Representantes de governos locais e regionais participaram do 3º Encontro do Programa Cidades Verdes Resilientes (PCVR), realizado pelo Ministério do Meio Ambiente e Mudança do Clima (MMA), Ministério das Cidades, Ministério da Ciência, Tecnologia e Inovação (MCTI), Presidência da COP30, Programa das Nações Unidas para o Meio Ambiente (PNUMA) e Cool Coalition, com apoio do ICLEI, C40, Pacto Global de Prefeitos pelo Clima e a Energia (GCoM), WRI Brasil, Centro Brasil no Clima, Consórcio Brasil Verde, CCFLA e diversos outros parceiros.
Nesta edição, a programação foi dedicada ao tema “Enfrentando o Calor Urbano Extremo com Soluções Baseadas na Natureza”, refletindo o alinhamento entre agendas nacionais e internacionais voltadas à adaptação climática e ao resfriamento urbano sustentável.
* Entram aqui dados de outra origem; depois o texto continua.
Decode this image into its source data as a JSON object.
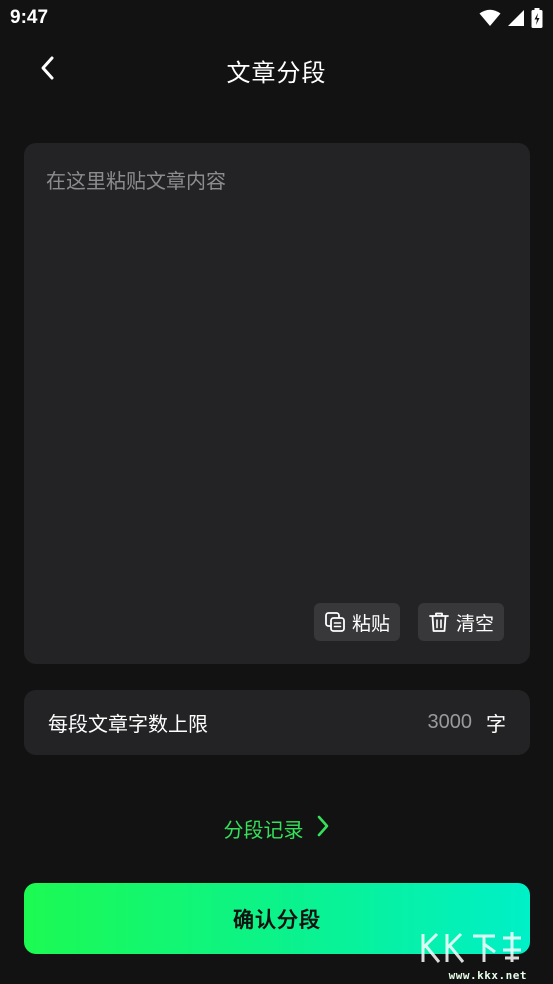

Ao longo de três dias de atividades em Brasília, os parceiros do Programa PCVR promoveram uma agenda que combinou sessões abertas, oficinas técnicas e espaços de troca entre governos locais, com foco na implementação de políticas e projetos. Os debates abordaram temas como governança climática, financiamento, gestão de resíduos, uso estratégico de dados e soluções baseadas na natureza, com o objetivo de apoiar as cidades na transição do planejamento para a execução de ações concretas.
Entre os destaques da programação, o ICLEI ressalta a realização do primeiro intercâmbio de experiências do Programa Mutirão Brasil Cidades Amazônicas.
Programa Mutirão Brasil Cidades Amazônicas: intercâmbio entre pares sobre governança climática local
Como parte da programação do Encontro, foi realizado um intercâmbio entre pares sobre governança climática local no âmbito do Programa Mutirão Brasil Cidades Amazônicas, liderado pela C40 e pelo GCoM, implementado pelo ICLEI e com apoio da FNP. A atividade reuniu representantes das seis cidades-piloto do programa — Altamira (PA), Barcarena (PA), Boa Vista (RR), Cáceres (MT), Parintins (AM) e Rio Branco (AC).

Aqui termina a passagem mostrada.